As reimbursements in healthcare sink and inflation soars, many physicians are turning away from private practice to the stability of employment.
From 2019 to 2021, more than 108,700 physicians left private practice for employment opportunities, according to a report from Avalere. As of January 2022, nearly 74 percent of physicians reported being employees.
Younger physicians in particular, many of whom are facing higher debts and a more unstable workforce, are looking to employment. A total of 85% of physicians 40 and younger work for an employer, according to Medscape's 2023 "Young Physician Compensation Report."
Additionally, new physicians are being pushed to employment through a lack of education on the business of medicine, one leader said.
"We're not training residents to be independent," Edward Zoltan, MD, a urologist at New York Health Urology Division in New York City, told Becker's in 2022. "We're not giving the same kind of autonomy to residents like we did 20 years ago."
Many physicians, including Loay Kabbani, MD, a vascular surgery specialist at Detroit-based Henry Ford Health, are concerned about the loss of autonomy that comes with private practice physician decline.
"This one factor makes physicians vulnerable to the whims of large corporations," Dr. Kabbani told Becker's. "As physicians become more and more employed, we lose control of our practice and our patient-physician relationships. The new generation is more about timing in and out."
Hospitals are not the only entities looking to hire physicians.
Retail clinics, urgent care centers, telehealth platforms and private equity firms also have entered the race for physicians. And according to a report from AMN Healthcare, payers have been looking to add physicians in the last few years.
UnitedHealth Group-owned Optum, the largest employer of physicians and parent company of ASC chain SCA Health, added 20,000 physicians in 2023. The company also inked three major physician practice deals in 2023 and has made moves to acquire a fourth this year.

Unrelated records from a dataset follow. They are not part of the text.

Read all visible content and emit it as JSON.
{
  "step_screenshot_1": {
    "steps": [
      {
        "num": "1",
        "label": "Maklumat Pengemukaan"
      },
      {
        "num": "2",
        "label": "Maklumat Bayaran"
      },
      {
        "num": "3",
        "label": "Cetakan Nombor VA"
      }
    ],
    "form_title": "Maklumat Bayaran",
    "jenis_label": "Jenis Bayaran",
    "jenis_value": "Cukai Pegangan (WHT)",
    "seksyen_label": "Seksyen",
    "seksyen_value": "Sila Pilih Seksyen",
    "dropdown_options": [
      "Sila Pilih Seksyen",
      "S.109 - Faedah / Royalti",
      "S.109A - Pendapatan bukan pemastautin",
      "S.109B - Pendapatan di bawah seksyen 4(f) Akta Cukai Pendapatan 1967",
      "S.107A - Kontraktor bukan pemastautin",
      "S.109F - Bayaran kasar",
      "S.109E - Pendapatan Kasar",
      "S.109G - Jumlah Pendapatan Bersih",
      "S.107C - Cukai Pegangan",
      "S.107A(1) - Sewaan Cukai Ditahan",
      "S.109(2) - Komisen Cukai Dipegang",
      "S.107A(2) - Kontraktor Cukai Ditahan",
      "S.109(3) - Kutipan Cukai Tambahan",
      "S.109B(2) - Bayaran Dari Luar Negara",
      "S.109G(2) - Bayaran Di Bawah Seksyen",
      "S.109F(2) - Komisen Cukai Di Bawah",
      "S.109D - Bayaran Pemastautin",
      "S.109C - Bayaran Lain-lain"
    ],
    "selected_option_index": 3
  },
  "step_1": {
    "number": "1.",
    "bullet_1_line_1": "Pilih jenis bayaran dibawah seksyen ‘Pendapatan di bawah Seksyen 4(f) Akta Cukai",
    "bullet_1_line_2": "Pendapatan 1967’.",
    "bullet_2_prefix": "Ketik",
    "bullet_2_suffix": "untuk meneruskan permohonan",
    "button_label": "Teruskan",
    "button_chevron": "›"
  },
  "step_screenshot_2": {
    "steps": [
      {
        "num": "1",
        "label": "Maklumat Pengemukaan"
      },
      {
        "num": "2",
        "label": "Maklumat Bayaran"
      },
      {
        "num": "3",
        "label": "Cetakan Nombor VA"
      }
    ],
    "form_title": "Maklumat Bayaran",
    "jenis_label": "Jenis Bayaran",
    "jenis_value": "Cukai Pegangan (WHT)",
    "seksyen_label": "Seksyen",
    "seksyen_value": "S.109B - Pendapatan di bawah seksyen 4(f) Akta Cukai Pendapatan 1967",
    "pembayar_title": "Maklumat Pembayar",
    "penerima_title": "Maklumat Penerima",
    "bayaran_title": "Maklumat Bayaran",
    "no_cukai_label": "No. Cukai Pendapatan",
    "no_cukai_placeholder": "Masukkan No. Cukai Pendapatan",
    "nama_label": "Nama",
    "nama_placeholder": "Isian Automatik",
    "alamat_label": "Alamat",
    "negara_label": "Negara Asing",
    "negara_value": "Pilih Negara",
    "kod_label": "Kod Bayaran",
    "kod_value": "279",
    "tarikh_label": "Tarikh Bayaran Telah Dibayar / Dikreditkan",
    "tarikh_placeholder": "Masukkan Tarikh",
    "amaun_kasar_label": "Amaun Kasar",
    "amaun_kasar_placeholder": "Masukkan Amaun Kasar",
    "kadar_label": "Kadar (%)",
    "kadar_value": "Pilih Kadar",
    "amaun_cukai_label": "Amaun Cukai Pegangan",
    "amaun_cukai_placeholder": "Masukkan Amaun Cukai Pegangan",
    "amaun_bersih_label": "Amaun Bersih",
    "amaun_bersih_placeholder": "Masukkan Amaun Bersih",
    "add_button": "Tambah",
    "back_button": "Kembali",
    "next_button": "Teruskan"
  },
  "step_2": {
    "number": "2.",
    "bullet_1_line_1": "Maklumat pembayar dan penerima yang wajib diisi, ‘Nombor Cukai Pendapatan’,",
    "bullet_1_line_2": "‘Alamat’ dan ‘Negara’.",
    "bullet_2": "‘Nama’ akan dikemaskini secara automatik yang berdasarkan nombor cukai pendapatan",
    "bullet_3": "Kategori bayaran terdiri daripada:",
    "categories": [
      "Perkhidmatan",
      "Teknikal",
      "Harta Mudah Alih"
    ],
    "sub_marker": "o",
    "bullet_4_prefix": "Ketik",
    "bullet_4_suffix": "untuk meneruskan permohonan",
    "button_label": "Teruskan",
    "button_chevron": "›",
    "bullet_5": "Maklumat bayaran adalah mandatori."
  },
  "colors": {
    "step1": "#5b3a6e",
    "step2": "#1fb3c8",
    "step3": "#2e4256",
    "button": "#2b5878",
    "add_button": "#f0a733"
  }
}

The group's rapid growth is "raising antitrust and noncompete concerns as more payers and private equity firms pursue medical practice acquisitions," according to a December report from Medscape.

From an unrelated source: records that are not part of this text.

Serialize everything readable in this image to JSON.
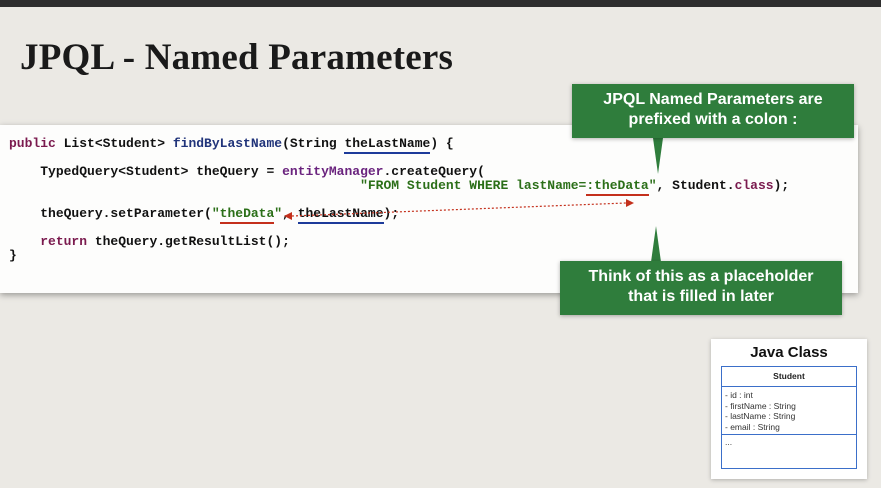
{
  "slide": {
    "title": "JPQL - Named Parameters"
  },
  "code": {
    "line1": {
      "kw_public": "public",
      "type_list": " List<Student> ",
      "method_name": "findByLastName",
      "paren_open": "(String ",
      "param": "theLastName",
      "tail": ") {"
    },
    "line2": {
      "indent": "    ",
      "typed": "TypedQuery<Student> theQuery = ",
      "em": "entityManager",
      "create": ".createQuery("
    },
    "line3": {
      "indent": "                                             ",
      "str_part": "\"FROM Student WHERE lastName=",
      "param_ref": ":theData",
      "str_close": "\"",
      "after": ", Student.",
      "kw_class": "class",
      "end": ");"
    },
    "line4": {
      "indent": "    ",
      "set_call": "theQuery.setParameter(",
      "q1": "\"",
      "param_name": "theData",
      "q2": "\"",
      "comma": ", ",
      "value": "theLastName",
      "end": ");"
    },
    "line5": {
      "indent": "    ",
      "kw_return": "return",
      "rest": " theQuery.getResultList();"
    },
    "line6": "}"
  },
  "callouts": {
    "top": {
      "line1": "JPQL Named Parameters are",
      "line2": "prefixed with a colon :"
    },
    "bottom": {
      "line1": "Think of this as a placeholder",
      "line2": "that is filled in later"
    }
  },
  "java_class": {
    "title": "Java Class",
    "class_name": "Student",
    "fields": [
      "- id : int",
      "- firstName : String",
      "- lastName : String",
      "- email : String"
    ],
    "methods": "..."
  },
  "colors": {
    "callout_green": "#2f7d3c",
    "keyword": "#7a1a4e",
    "method": "#21347a",
    "string": "#2b6f18",
    "underline_blue": "#1d3b9a",
    "underline_red": "#c4301c"
  }
}
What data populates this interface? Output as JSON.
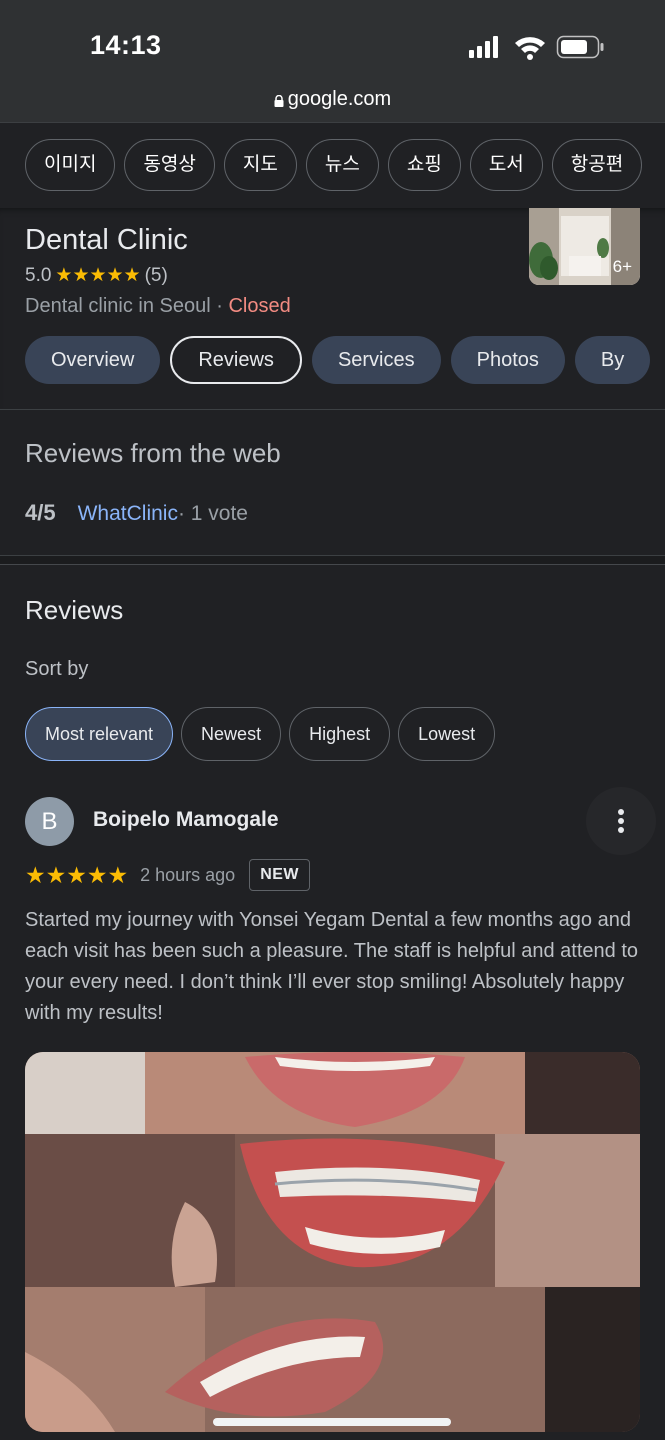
{
  "status_bar": {
    "time": "14:13"
  },
  "browser": {
    "url": "google.com"
  },
  "search_tabs": [
    "이미지",
    "동영상",
    "지도",
    "뉴스",
    "쇼핑",
    "도서",
    "항공편"
  ],
  "business": {
    "name": "Dental Clinic",
    "rating": "5.0",
    "review_count": "(5)",
    "category": "Dental clinic in Seoul",
    "separator": " · ",
    "status": "Closed",
    "photo_more": "6+",
    "status_color": "#f28b82",
    "star_color": "#fbbc04"
  },
  "business_tabs": [
    {
      "label": "Overview",
      "active": false
    },
    {
      "label": "Reviews",
      "active": true
    },
    {
      "label": "Services",
      "active": false
    },
    {
      "label": "Photos",
      "active": false
    },
    {
      "label": "By",
      "active": false
    }
  ],
  "web_reviews": {
    "title": "Reviews from the web",
    "score": "4/5",
    "source": "WhatClinic",
    "votes": " · 1 vote"
  },
  "reviews": {
    "title": "Reviews",
    "sort_label": "Sort by",
    "sort_options": [
      {
        "label": "Most relevant",
        "active": true
      },
      {
        "label": "Newest",
        "active": false
      },
      {
        "label": "Highest",
        "active": false
      },
      {
        "label": "Lowest",
        "active": false
      }
    ],
    "items": [
      {
        "avatar_letter": "B",
        "author": "Boipelo Mamogale",
        "stars": 5,
        "time": "2 hours ago",
        "badge": "NEW",
        "text": "Started my journey with Yonsei Yegam Dental a few months ago and each visit has been such a pleasure. The staff is helpful and attend to your every need. I don’t think I’ll ever stop smiling! Absolutely happy with my results!"
      }
    ]
  },
  "accent_colors": {
    "link": "#8ab4f8",
    "chip_active_bg": "#394457"
  }
}
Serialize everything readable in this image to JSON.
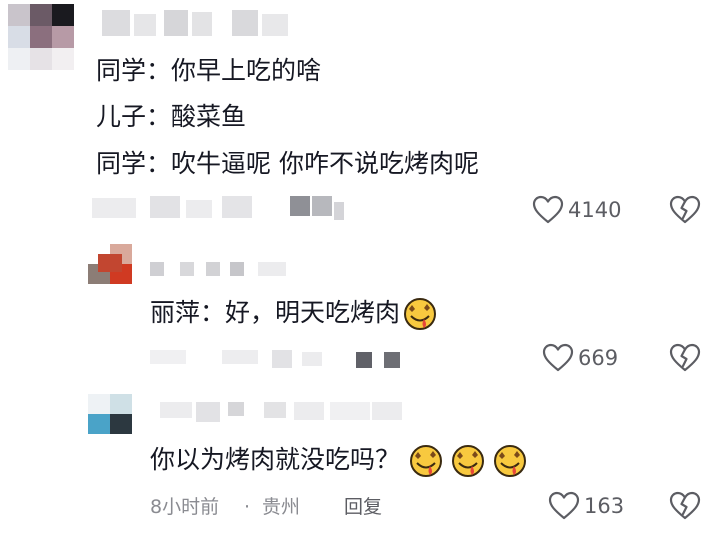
{
  "comment1": {
    "lines": [
      "同学：你早上吃的啥",
      "儿子：酸菜鱼",
      "同学：吹牛逼呢 你咋不说吃烤肉呢"
    ],
    "likes": "4140",
    "like_icon": "heart-outline-icon",
    "dislike_icon": "broken-heart-icon"
  },
  "reply1": {
    "text": "丽萍：好，明天吃烤肉",
    "emoji": [
      "drooling-face-emoji"
    ],
    "likes": "669"
  },
  "reply2": {
    "text": "你以为烤肉就没吃吗？",
    "emoji": [
      "drooling-face-emoji",
      "drooling-face-emoji",
      "drooling-face-emoji"
    ],
    "time": "8小时前",
    "separator": "·",
    "location": "贵州",
    "reply_label": "回复",
    "likes": "163"
  },
  "colors": {
    "text": "#161823",
    "meta": "#8a8b91",
    "icon": "#5c5d63",
    "censor": "#d9d9dc"
  }
}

The quick and aggressive growth of groups such as Optum is raising alarms for many leaders. Udaya Bhaskar Padakandla, MD, president of the Texas Society of Anesthesiologists, told Becker's he is concerned about the "vertical integration sweeping the healthcare industry."

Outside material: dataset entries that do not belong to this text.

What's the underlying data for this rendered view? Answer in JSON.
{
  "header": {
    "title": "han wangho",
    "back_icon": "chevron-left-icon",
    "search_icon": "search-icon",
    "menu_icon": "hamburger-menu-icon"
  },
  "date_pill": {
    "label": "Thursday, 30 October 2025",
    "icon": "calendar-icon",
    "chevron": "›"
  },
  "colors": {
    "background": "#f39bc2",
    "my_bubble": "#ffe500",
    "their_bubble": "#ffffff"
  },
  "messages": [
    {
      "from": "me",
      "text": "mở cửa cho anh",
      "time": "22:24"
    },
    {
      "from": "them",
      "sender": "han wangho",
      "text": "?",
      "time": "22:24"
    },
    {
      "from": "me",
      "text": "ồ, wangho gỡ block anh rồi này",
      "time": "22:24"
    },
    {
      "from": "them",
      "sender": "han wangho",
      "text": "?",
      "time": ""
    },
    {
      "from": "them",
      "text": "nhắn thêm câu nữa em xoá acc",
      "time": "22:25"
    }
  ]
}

"This increasingly leads to loss of independence in the decision-making ability of physicians in patients' best interest, and second, government watchdogs (like the FTC) are passive onlookers to this dominance of the physician workforce by a monopolizing entity," he told Becker's. "But at the same time, much smaller physician groups (with 3,000 to 5,000 physicians) get sued by the same entity for 'monopolizing' the marketplace."
Optum is not the only group racing to employ physicians.
Amazon completed its $3.9 billion acquisition of virtual and in-person primary care company One Medical last year; the move gave Amazon access to more than 200 brick-and-mortar physicians offices. In May, CVS Health completed its $10.6 billion acquisition of primary care company Oak Street Health, based in Chicago.
Despite the industry shift, many leaders are trying to help secure the survival of private practices.
"Small private practices give physicians the ability to provide the best care for their patients and to adapt to changes quickly and effectively," Joseph Anderson, MD, professor of medicine at Dartmouth Geisel School of Medicine in Hanover, N.H., told Becker's in 2022. "Small private practices are the lifeblood of U.S. medicine, and their ability to survive is vital to healthcare in this country."